There was a trend towards excess numbers of patients homozygous for the Ser224 polymorphism among the CFS group, and this allele is also associated with increased CBG levels, perhaps due to slightly lower degradability in vivo or increased synthesis and secretion. The data raise the possibility that the serine CBG allele may act as a weak genetic risk factor for CFS, perhaps manifest only when mild central hypocortisolism develops. Data such as these, if confirmed, increase the evidence that the endocrine stress system may play a role in the pathogenesis of CFS.46,47
CBG, obesity and insulin resistance
Serum CBG levels are reduced in subjects with insulin resistance, possibly due to a direct effect of insulin on CBG gene transcription.48 Severe acute caloric restriction reduces CBG levels, although CBG levels in anorexia nervosa are normal.49,50 The acute studies raise the possibility that CBG levels may fall with weight loss, thereby increasing circulatory free cortisol and predisposing to weight regain.
Altered lean/fat tissue ratios have been described in pigs with CBG gene polymorphisms.51 In humans, it has been proposed that an intron 1 CBG gene polymorphism consisting of a (GTTT)n microsatellite repeat may increase glucocorticoid sensitivity when present in the heterozygous form.52 This finding relied on an enhanced correlation between dexamethasone (0·25 mg) suppressed salivary cortisol and waist–hip ratio in those with the polymorphism.
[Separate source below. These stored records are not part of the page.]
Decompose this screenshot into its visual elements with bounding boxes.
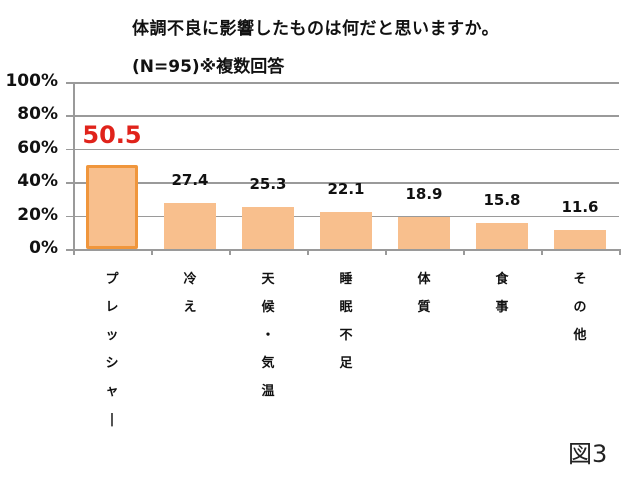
bar: [554, 229, 606, 249]
data-label: 25.3: [249, 174, 287, 193]
x-tick: [229, 249, 231, 255]
y-tick-label: 80%: [17, 104, 58, 125]
x-category-label: プレッシャ |: [105, 272, 119, 427]
y-tick: [66, 148, 74, 151]
gridline: [73, 182, 619, 184]
data-label: 50.5: [82, 120, 142, 149]
y-tick: [66, 115, 74, 117]
gridline: [73, 249, 619, 251]
y-tick: [66, 215, 74, 218]
x-tick: [307, 249, 309, 255]
x-category-label: 睡眠不足: [339, 272, 353, 371]
chart-title: 体調不良に影響したものは何だと思いますか。: [132, 19, 500, 39]
y-tick-label: 20%: [17, 204, 58, 225]
data-label: 18.9: [405, 185, 443, 204]
bar: [86, 164, 138, 249]
x-category-label: 天候・気温: [261, 272, 275, 399]
x-tick: [73, 249, 75, 255]
bar: [398, 217, 450, 249]
data-label: 15.8: [483, 190, 521, 209]
chart-subtitle: (N=95)※複数回答: [132, 57, 285, 77]
bar: [476, 222, 528, 249]
gridline: [73, 115, 619, 117]
data-label: 11.6: [561, 197, 599, 216]
x-tick: [385, 249, 387, 255]
bar: [242, 206, 294, 249]
x-category-label: その他: [573, 272, 587, 343]
data-label: 27.4: [171, 171, 209, 190]
y-tick: [66, 182, 74, 184]
x-tick: [463, 249, 465, 255]
y-tick-label: 100%: [5, 71, 58, 91]
figure-number: 図3: [568, 440, 608, 468]
y-tick-label: 60%: [17, 137, 58, 158]
gridline: [73, 82, 619, 84]
y-axis-line: [73, 82, 75, 255]
bar: [164, 203, 216, 249]
bar: [320, 212, 372, 249]
x-tick: [151, 249, 153, 255]
gridline: [73, 148, 619, 151]
x-category-label: 冷え: [183, 272, 197, 315]
x-category-label: 食事: [495, 272, 509, 315]
y-tick: [66, 249, 74, 251]
x-category-label: 体質: [417, 272, 431, 315]
y-tick-label: 40%: [17, 171, 58, 192]
y-tick: [66, 82, 74, 84]
x-tick: [541, 249, 543, 255]
data-label: 22.1: [327, 180, 365, 199]
y-tick-label: 0%: [29, 238, 58, 258]
x-tick: [619, 249, 621, 255]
If confirmed, these findings may link CBG–cortisol associations to obesity and the metabolic syndrome.
The CBG-deficient mouse model
Recently, a mouse with a knockout CBG allele in homozygous form was produced.53 The phenotype is subtle and includes reduced activity levels, consistent with the fatigue noted in some humans with null and Lyon mutations. Several other findings in this model suggest reduced cortisol–CBG activity in selected tissues, particularly reduced activity of hepatic glucocorticoid target genes and increased inflammatory mediators such as IL-1β, mononuclear cell count and granulocyte-colony stimulating factor (G-CSF). These immune effects may underlie the reduced survival of CBG null mice after bacterial lipopolysaccharide injection. In contrast to humans, however, CBG null mice have elevated ACTH and free corticosterone levels. We have not observed an increased susceptibility to infection in our human studies. The results suggest an effect of CBG or cortisol–CBG at specific tissue interfaces. These effects may be different between humans and mice, with the most readily demonstrable difference relating to ACTH and cortisol/corticosterone levels. The immune parameters shown to be elevated in the CBG null mice have not been studied in humans.
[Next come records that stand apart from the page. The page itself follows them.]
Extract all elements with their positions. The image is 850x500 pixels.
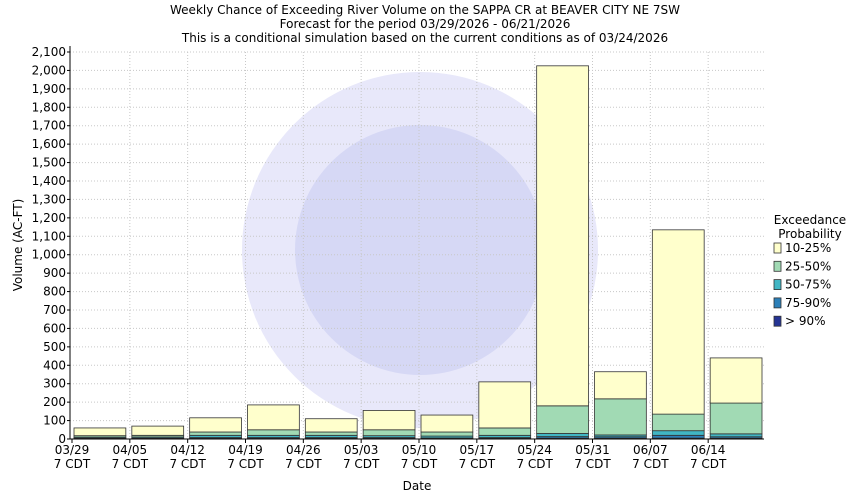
x-tick-label: 05/17 (460, 443, 495, 457)
bar-segment (189, 431, 242, 436)
x-axis-label: Date (403, 479, 432, 493)
y-tick-label: 1,200 (32, 211, 66, 225)
x-tick-label: 7 CDT (574, 457, 611, 471)
legend-swatch (773, 315, 782, 327)
y-tick-label: 0 (58, 432, 66, 446)
bar-segment (189, 417, 242, 433)
legend-swatch (773, 297, 782, 309)
y-tick-label: 1,700 (32, 119, 66, 133)
y-tick-label: 600 (43, 321, 66, 335)
x-tick-label: 04/19 (228, 443, 263, 457)
y-tick-label: 1,900 (32, 82, 66, 96)
y-tick-label: 1,400 (32, 174, 66, 188)
bar-segment (651, 430, 705, 436)
bar-segment (594, 398, 647, 436)
x-tick-label: 7 CDT (169, 457, 206, 471)
bar-segment (709, 433, 763, 438)
legend-title: Exceedance (774, 213, 846, 227)
bar-segment (709, 357, 763, 404)
bar-segment (478, 427, 532, 436)
y-tick-label: 1,500 (32, 156, 66, 170)
y-tick-label: 1,000 (32, 248, 66, 262)
bar-segment (651, 413, 705, 432)
bar-segment (651, 229, 705, 415)
bar-segment (536, 405, 589, 434)
bar-segment (362, 429, 416, 437)
y-tick-label: 700 (43, 303, 66, 317)
y-tick-label: 1,100 (32, 229, 66, 243)
y-tick-label: 300 (43, 377, 66, 391)
y-tick-label: 2,100 (32, 45, 66, 59)
bar-segment (536, 433, 589, 438)
bar-segment (247, 429, 300, 436)
bar-segment (594, 371, 647, 400)
bar-segment (304, 431, 358, 436)
y-tick-label: 500 (43, 340, 66, 354)
x-tick-label: 05/10 (402, 443, 437, 457)
x-tick-label: 7 CDT (54, 457, 91, 471)
x-tick-label: 06/14 (691, 443, 726, 457)
y-tick-label: 900 (43, 266, 66, 280)
x-tick-label: 7 CDT (227, 457, 264, 471)
y-axis-label: Volume (AC-FT) (11, 199, 25, 292)
bar-segment (651, 434, 705, 439)
bar-segment (420, 414, 474, 433)
bar-segment (131, 425, 185, 436)
y-tick-label: 1,600 (32, 137, 66, 151)
bar-segment (709, 402, 763, 435)
x-tick-label: 7 CDT (516, 457, 553, 471)
bar-segment (420, 431, 474, 437)
x-tick-label: 05/24 (517, 443, 552, 457)
bar-segment (73, 427, 127, 437)
x-tick-label: 7 CDT (112, 457, 149, 471)
x-tick-label: 7 CDT (343, 457, 380, 471)
chart-subtitle: This is a conditional simulation based o… (181, 31, 668, 45)
bar-segment (362, 410, 416, 431)
x-tick-label: 03/29 (55, 443, 90, 457)
y-tick-label: 400 (43, 358, 66, 372)
bar-segment (478, 381, 532, 429)
legend-label: 10-25% (785, 241, 831, 255)
x-tick-label: 05/03 (344, 443, 379, 457)
watermark-inner (295, 125, 545, 375)
y-tick-label: 100 (43, 414, 66, 428)
x-tick-label: 04/12 (170, 443, 205, 457)
legend-swatch (773, 279, 782, 291)
x-tick-label: 7 CDT (632, 457, 669, 471)
bar-segment (304, 418, 358, 433)
x-tick-label: 7 CDT (401, 457, 438, 471)
chart-title: Weekly Chance of Exceeding River Volume … (170, 3, 680, 17)
legend-title: Probability (778, 227, 841, 241)
bar-segment (536, 65, 589, 407)
legend-label: 25-50% (785, 259, 831, 273)
legend-label: > 90% (785, 314, 826, 328)
legend-swatch (773, 260, 782, 272)
x-tick-label: 06/07 (633, 443, 668, 457)
y-tick-label: 1,300 (32, 192, 66, 206)
bar-segment (247, 404, 300, 431)
y-tick-label: 200 (43, 395, 66, 409)
chart-subtitle: Forecast for the period 03/29/2026 - 06/… (280, 17, 571, 31)
legend-swatch (773, 242, 782, 254)
legend-label: 75-90% (785, 296, 831, 310)
y-tick-label: 1,800 (32, 100, 66, 114)
x-tick-label: 7 CDT (690, 457, 727, 471)
x-tick-label: 04/05 (113, 443, 148, 457)
x-tick-label: 7 CDT (285, 457, 322, 471)
x-tick-label: 04/26 (286, 443, 321, 457)
y-tick-label: 800 (43, 285, 66, 299)
y-tick-label: 2,000 (32, 63, 66, 77)
legend-label: 50-75% (785, 278, 831, 292)
x-tick-label: 05/31 (575, 443, 610, 457)
x-tick-label: 7 CDT (459, 457, 496, 471)
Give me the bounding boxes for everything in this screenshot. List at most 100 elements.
Recent phenotypic observations of naturally occurring CBG mutations in humans and experimentally induced mutations in mice suggest a broader role for CBG, beyond cortisol transport. Severe CBG mutations may produce fatigue, but these are probably rare in idiopathic fatigue states. The effects of severe CBG mutations and the Ser/Ala polymorphism require validation in larger groups of individuals, in the former case through founder group population studies. An understanding of the mechanisms underlying these observations will require new data on CBG–cortisol–tissue interactions.